What this amounts to is that for each codeword $\vec{c}\in C$ there is a unique path from $(0,V_0(C))$ to $(k,V_k(C))$ such that at each split point $i_t$ the path passes thru the vertex $(t,\vec{c}+I_{i_t}(C)\oplus F_{i_t}(C))$, and that it follows the edge associated with $\vec{c}+T_t$ between those two vertices. We can read the components of the codeword $\vec{c}$ by concatenating the labels of the edges along the path. Furthermore, it is not to hard to show that all the paths through the trellis represent valid codewords.

We can then decode using the Viterbi algorithm taking advantage of partial codewords shared by many words – exactly as in the case of convolutional codes.

The catch is that the number of either states or edges may easily be prohibitively large.

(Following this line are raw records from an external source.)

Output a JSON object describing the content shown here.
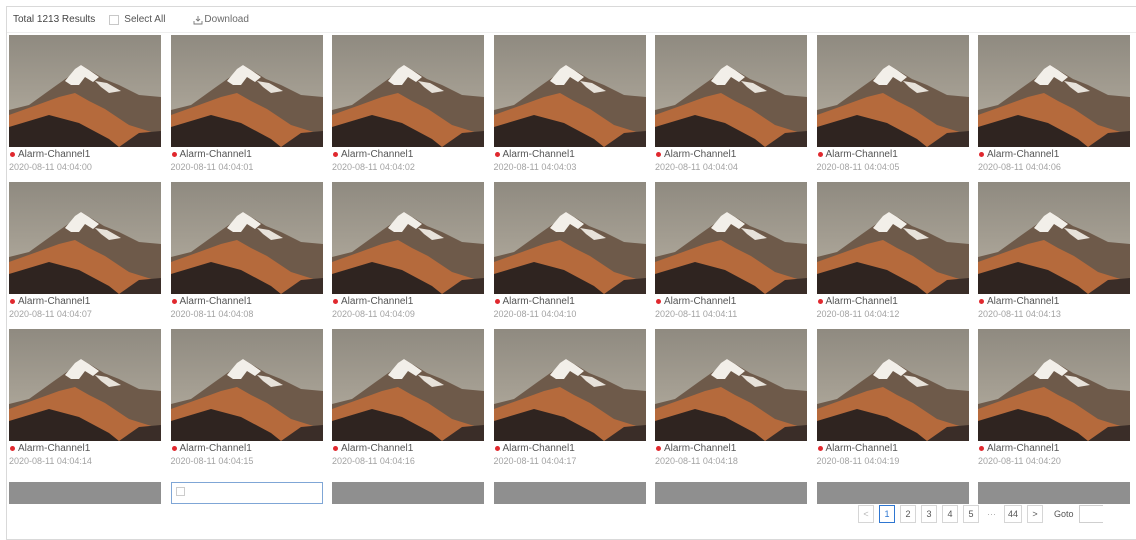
{
  "toolbar": {
    "total_label": "Total 1213 Results",
    "select_all_label": "Select All",
    "download_label": "Download"
  },
  "colors": {
    "alarm_dot": "#e0282e",
    "active_page": "#2e76d1",
    "selected_border": "#7fa6d6"
  },
  "icons": {
    "download": "download-icon",
    "alarm": "red-dot-icon",
    "prev": "chevron-left-icon",
    "next": "chevron-right-icon"
  },
  "results": [
    {
      "channel": "Alarm-Channel1",
      "time": "2020-08-11 04:04:00"
    },
    {
      "channel": "Alarm-Channel1",
      "time": "2020-08-11 04:04:01"
    },
    {
      "channel": "Alarm-Channel1",
      "time": "2020-08-11 04:04:02"
    },
    {
      "channel": "Alarm-Channel1",
      "time": "2020-08-11 04:04:03"
    },
    {
      "channel": "Alarm-Channel1",
      "time": "2020-08-11 04:04:04"
    },
    {
      "channel": "Alarm-Channel1",
      "time": "2020-08-11 04:04:05"
    },
    {
      "channel": "Alarm-Channel1",
      "time": "2020-08-11 04:04:06"
    },
    {
      "channel": "Alarm-Channel1",
      "time": "2020-08-11 04:04:07"
    },
    {
      "channel": "Alarm-Channel1",
      "time": "2020-08-11 04:04:08"
    },
    {
      "channel": "Alarm-Channel1",
      "time": "2020-08-11 04:04:09"
    },
    {
      "channel": "Alarm-Channel1",
      "time": "2020-08-11 04:04:10"
    },
    {
      "channel": "Alarm-Channel1",
      "time": "2020-08-11 04:04:11"
    },
    {
      "channel": "Alarm-Channel1",
      "time": "2020-08-11 04:04:12"
    },
    {
      "channel": "Alarm-Channel1",
      "time": "2020-08-11 04:04:13"
    },
    {
      "channel": "Alarm-Channel1",
      "time": "2020-08-11 04:04:14"
    },
    {
      "channel": "Alarm-Channel1",
      "time": "2020-08-11 04:04:15"
    },
    {
      "channel": "Alarm-Channel1",
      "time": "2020-08-11 04:04:16"
    },
    {
      "channel": "Alarm-Channel1",
      "time": "2020-08-11 04:04:17"
    },
    {
      "channel": "Alarm-Channel1",
      "time": "2020-08-11 04:04:18"
    },
    {
      "channel": "Alarm-Channel1",
      "time": "2020-08-11 04:04:19"
    },
    {
      "channel": "Alarm-Channel1",
      "time": "2020-08-11 04:04:20"
    }
  ],
  "pagination": {
    "prev": "<",
    "pages": [
      "1",
      "2",
      "3",
      "4",
      "5"
    ],
    "active_page": "1",
    "ellipsis": "···",
    "last_page": "44",
    "next": ">",
    "goto_label": "Goto",
    "goto_value": ""
  }
}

For example, if systematic encoding is used with a $k$-dimensional code, then there are no shared sequences of $k$ first symbols among any codewords (because all those symbols are payload, and can be freely chosen by the user). This means that at such early split points the initially trivial subspaces are all trivial, and consequently the state space may be very large (up to $k$-dimensional, possibly smaller).

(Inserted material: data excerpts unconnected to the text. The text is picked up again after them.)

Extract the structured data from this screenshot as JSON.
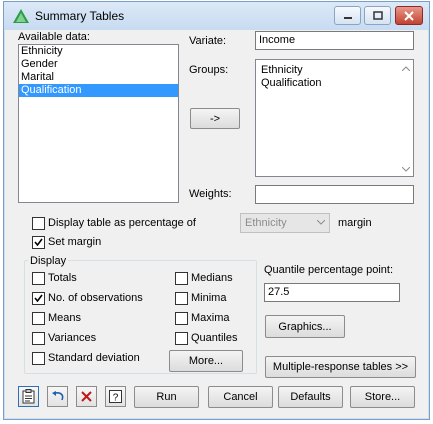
{
  "window": {
    "title": "Summary Tables"
  },
  "available_data": {
    "label": "Available data:",
    "items": [
      "Ethnicity",
      "Gender",
      "Marital",
      "Qualification"
    ],
    "selected_index": 3
  },
  "variate": {
    "label": "Variate:",
    "value": "Income"
  },
  "groups": {
    "label": "Groups:",
    "items": [
      "Ethnicity",
      "Qualification"
    ]
  },
  "move_button": {
    "label": "->"
  },
  "weights": {
    "label": "Weights:",
    "value": ""
  },
  "percentage": {
    "label": "Display table as percentage of",
    "checked": false,
    "combo_value": "Ethnicity",
    "suffix": "margin"
  },
  "set_margin": {
    "label": "Set margin",
    "checked": true
  },
  "display": {
    "group_label": "Display",
    "left": [
      {
        "label": "Totals",
        "checked": false
      },
      {
        "label": "No. of observations",
        "checked": true
      },
      {
        "label": "Means",
        "checked": false
      },
      {
        "label": "Variances",
        "checked": false
      },
      {
        "label": "Standard deviation",
        "checked": false
      }
    ],
    "right": [
      {
        "label": "Medians",
        "checked": false
      },
      {
        "label": "Minima",
        "checked": false
      },
      {
        "label": "Maxima",
        "checked": false
      },
      {
        "label": "Quantiles",
        "checked": false
      }
    ],
    "more_label": "More..."
  },
  "quantile": {
    "label": "Quantile percentage point:",
    "value": "27.5"
  },
  "graphics_button": {
    "label": "Graphics..."
  },
  "multiple_response_button": {
    "label": "Multiple-response tables >>"
  },
  "footer": {
    "run": "Run",
    "cancel": "Cancel",
    "defaults": "Defaults",
    "store": "Store..."
  }
}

We can try and play the game of permuting the symbol positions (using non-systematic encoding). This is kind of a "black art", and it is not guaranteed to reduce the size of the trellis significantly. Therefore this is not a magic tool allowing us to efficiently decode any linear code with the Viterbi algorithm.

An example

The four section trellis of (16,11,4) extended Hamming code

Sorry about the residual garbage on the background. The figure shows a trellis of the extended binary linear Hamming code of length 16, rank 11 and minimum distance 4. The split points are at $i_0=0,i_1=4,i_2=8,i_3=12$ and $i_4=16$. The code is defined by the parity check matrix $$ H=\pmatrix{1111&1111&1111&1111\cr 1111&1111&0000&0000\cr 1111&0000&1111&0000\cr 1100&1100&1100&1100\cr 1010&1010&1010&1010\cr}. $$ As in all trellises the time axis runs from left to right. The vertices associated with a given split point are stacked on top of each other. Here all the edges are actually double edges, i.e. two parallel edges going from one vertex to another, the labels of the two parallel edges are always bitwise complements of each other. The finally trivial subcodes are spanned by $$ F_4=\langle 1111 0000 0000 0000\rangle, $$ $$ F_8=F_4\oplus \langle 0000 1111 0000 0000, 0011 0011 0000 0000, 0101 0101 0000 0000\rangle, $$ $$ F_{12}=F_8\oplus\langle 0000 0000 1111 0000, 1100 1010 0110 0000, 1010 0110 1100 0000\rangle, $$ and have respective dimensions 1,4,7. The initially trivial subcodes are $$ I_{12}=\langle 0000 0000 0000 1111\rangle, $$ $$ I_8=I_{12}\oplus\langle 0000 0000 1111 0000, 0000 0000 1100 1100, 0000 0000 1010 1010\rangle, $$ $$ I_4=I_8\oplus\langle 0000 1111 0000 0000, 0000 0110 0101 0011, 0000 0011 0110 0101\rangle, $$ with complementary dimension such that $\dim I_i\oplus F_i=8$ for all $i\in\{4,8,12\}$. The words of this code are of the form $(a|b|c|d|)$, where each letter stands for a vector in $\mathbb{F}_2^4$, i.e. a group of 4 bits. The constraints are: $a+b+c+d$ must be either $0000$ or $1111$. The parities of the weights of the groups are either all odd or all even.